Dec 8, 2014 - China’s Hanwha SolarOne Co Ltd (NASDAQ:HSOL) has struck an all-stock deal to buy Hanwha Q Cells Investment Co Ltd in a bid to create the world’s largest solar cell maker with a production capacity of 3.28 GW.
Hanwha SolarOne will acquire Hanwha Q Cells from its sole owner -- Hanwha Solar Holdings Co Ltd (HSH), for about USD 1.2 billion (EUR 978m), the two companies announced on Monday. Both firms are part of South Korea’s Hanwha Group.
The combination will establish a solar equipment manufacturer with production facilities in Germany, Malaysia, China and Korea. Hanwha SolarOne currently has a cell and panel production capacity of 1.75 GW and 2.07 GW, respectively. Meanwhile, the target company can manufacture up to 1.53 GW of photovoltaic (PV) cells and 130 MW of modules annually. The enlarged business will be present in key solar markets including the US, China, Japan and Europe, with plans to expand into new markets.
The pair also intend to grow their downstream operations, where they have a combined initial solar project pipeline of 2.17 GW.

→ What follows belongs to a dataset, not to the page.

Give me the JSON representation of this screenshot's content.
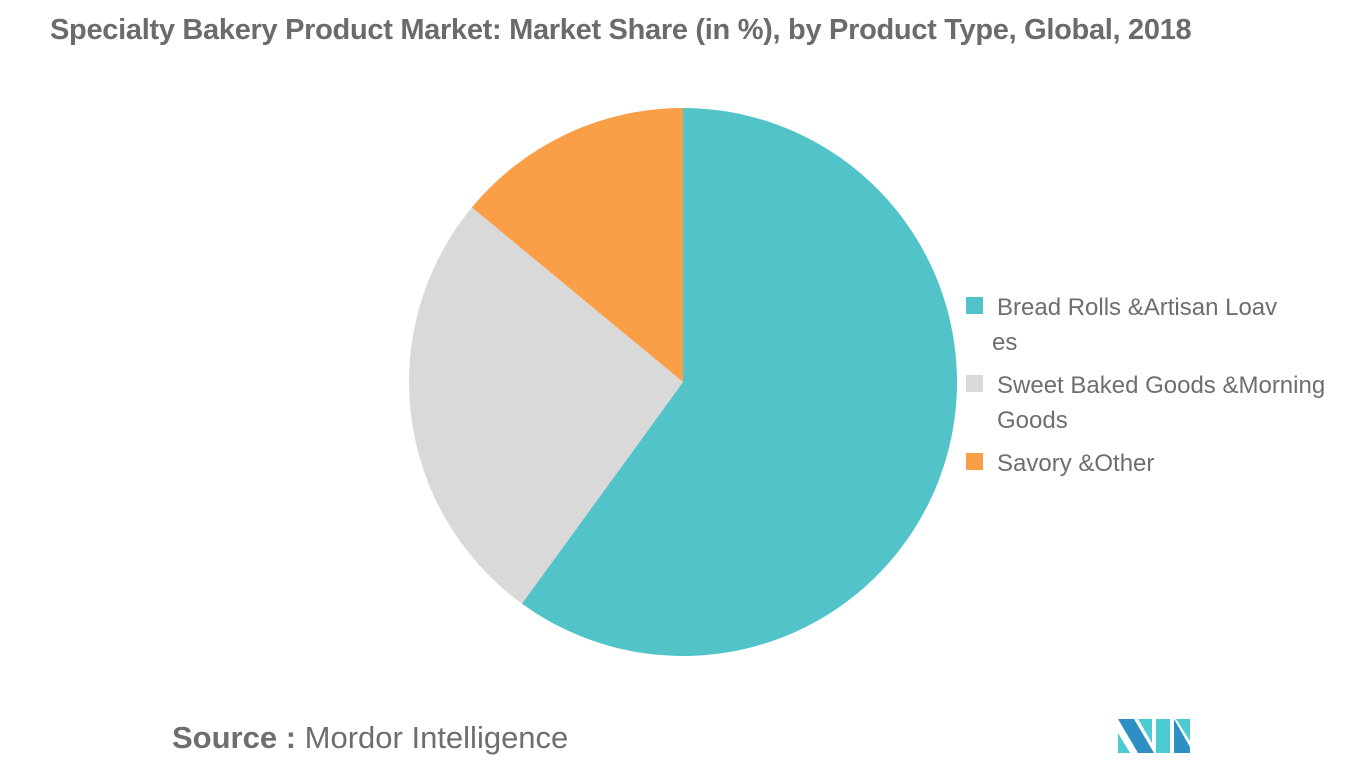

The merger is seen to bring revenue, capital expenditure and cost synergies. The combined business has generated a total revenue of about USD 733 million during the six months ended June 30, 2014, excluding some USD 49 million of intercompany transactions. Its executive headquarters will be located in Seoul, Korea, while the technology and innovation base will be in Thalheim, Germany.
The deal, with an implied enterprise value of USD 2 billion for the combined firm, will see Hanwha SolarOne issue around 3.7 billion own ordinary shares for all of the Hanwha Q Cells stock held by HSH. As a result, the latter will raise its current 45.7% stake in Hanwha SolarOne to about 94%.
The transaction is to be wrapped up in the first quarter of next year, after it is approved by the firm’s stockholders and certain regulators.